Эту осознанность цели еще трудно вычленить из осложненного предрассудками, невежественностью и страстной жаждой справедливости поведения партизан; еще труднее было заставить читателя поверить в их действительную революционность. И если это удалось Вс. Иванову, то только потому, что он сумел уловить и воспроизвести духовный облик своих героев, определивший подспудную логику их поведения.

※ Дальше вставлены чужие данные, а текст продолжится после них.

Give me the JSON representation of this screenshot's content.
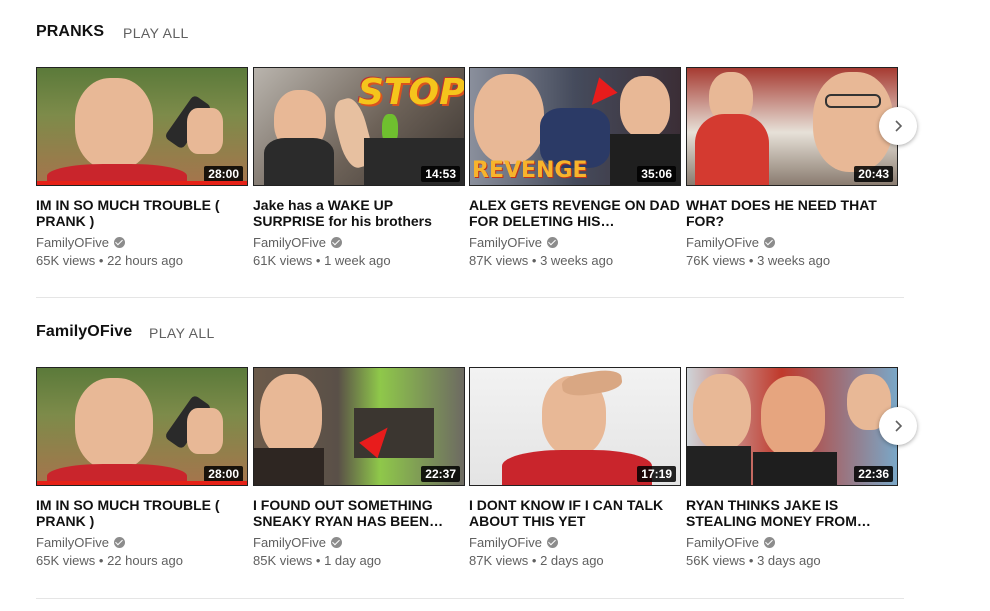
{
  "shelves": [
    {
      "title": "PRANKS",
      "play_all": "PLAY ALL",
      "videos": [
        {
          "title": "IM IN SO MUCH TROUBLE ( PRANK )",
          "channel": "FamilyOFive",
          "views": "65K views",
          "age": "22 hours ago",
          "duration": "28:00",
          "watched": 1.0
        },
        {
          "title": "Jake has a WAKE UP SURPRISE for his brothers",
          "channel": "FamilyOFive",
          "views": "61K views",
          "age": "1 week ago",
          "duration": "14:53",
          "thumb_text": "STOP!"
        },
        {
          "title": "ALEX GETS REVENGE ON DAD FOR DELETING HIS…",
          "channel": "FamilyOFive",
          "views": "87K views",
          "age": "3 weeks ago",
          "duration": "35:06",
          "thumb_text": "REVENGE"
        },
        {
          "title": "WHAT DOES HE NEED THAT FOR?",
          "channel": "FamilyOFive",
          "views": "76K views",
          "age": "3 weeks ago",
          "duration": "20:43"
        }
      ]
    },
    {
      "title": "FamilyOFive",
      "play_all": "PLAY ALL",
      "videos": [
        {
          "title": "IM IN SO MUCH TROUBLE ( PRANK )",
          "channel": "FamilyOFive",
          "views": "65K views",
          "age": "22 hours ago",
          "duration": "28:00",
          "watched": 1.0
        },
        {
          "title": "I FOUND OUT SOMETHING SNEAKY RYAN HAS BEEN…",
          "channel": "FamilyOFive",
          "views": "85K views",
          "age": "1 day ago",
          "duration": "22:37"
        },
        {
          "title": "I DONT KNOW IF I CAN TALK ABOUT THIS YET",
          "channel": "FamilyOFive",
          "views": "87K views",
          "age": "2 days ago",
          "duration": "17:19"
        },
        {
          "title": "RYAN THINKS JAKE IS STEALING MONEY FROM…",
          "channel": "FamilyOFive",
          "views": "56K views",
          "age": "3 days ago",
          "duration": "22:36"
        }
      ]
    }
  ],
  "meta_separator": "•",
  "icons": {
    "verified": "verified-check-icon",
    "next": "chevron-right-icon"
  },
  "colors": {
    "progress": "#e62117",
    "meta_text": "#606060"
  }
}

Мышление партизан конкретно и опирается на знакомые представления, на предметы и явления окружающего мира. Все, что выходит за этот круг и теряет с ним образно-живую, непосредственную связь, кажется чужим и враждебным, даже такое популярное слово, как "интер-насинал", потому что "слово должно быть простое, скажем – пашня... Хорошее слово". Все должно быть материально ощутимо и зримо – и большевик Пеклеванов, руководитель восстания ("Бронепоезд 14-69"), без встречи с которым мужики не хотят выступать – "не верят они словам, а человека увидеть хотят", и название отряда – имени Антона Селезнева, знакомого и уважаемого человека, потому что "мужик имя любит" ("Партизаны"), Думать о чем-то другом, не связанном с привычным кругом забот и действий, еще трудно, и потому отвлеченная мысль требует немедленного перевода на свой язык – на язык исконно знакомого, крестьянского мироощущения. Все кажется естественным и простым – и родить человека, и убить человека ("ничего нет легче человека... убить" – "человек... пыль"). Есть извечные, изначально данные человеку вещи земля, которая "сладостно прижимает своих сынов", пашня, которая властно зовет, бог, который где-то есть, далекий и не очень понятный, но без которого нельзя, работа. И когда все это разрушается чьими-то невидимыми усилиями, когда губится от века желаемое, в мечтах выношенное, когда горит земля и где-то в солдатах гибнут люди и кем-то присланные японцы, американцы, атамановцы – "люди, умеющие только убивать" (и потому выступающие в глазах крестьян уже не как люди, а как абстрактная разрушительная сила), отбирают хлеб, и пашню, и работу, – тогда восстают, и поднимают[131]ся, и бунтуют крестьяне; "Мы разбоем не занимаемся, мы порядок наводим".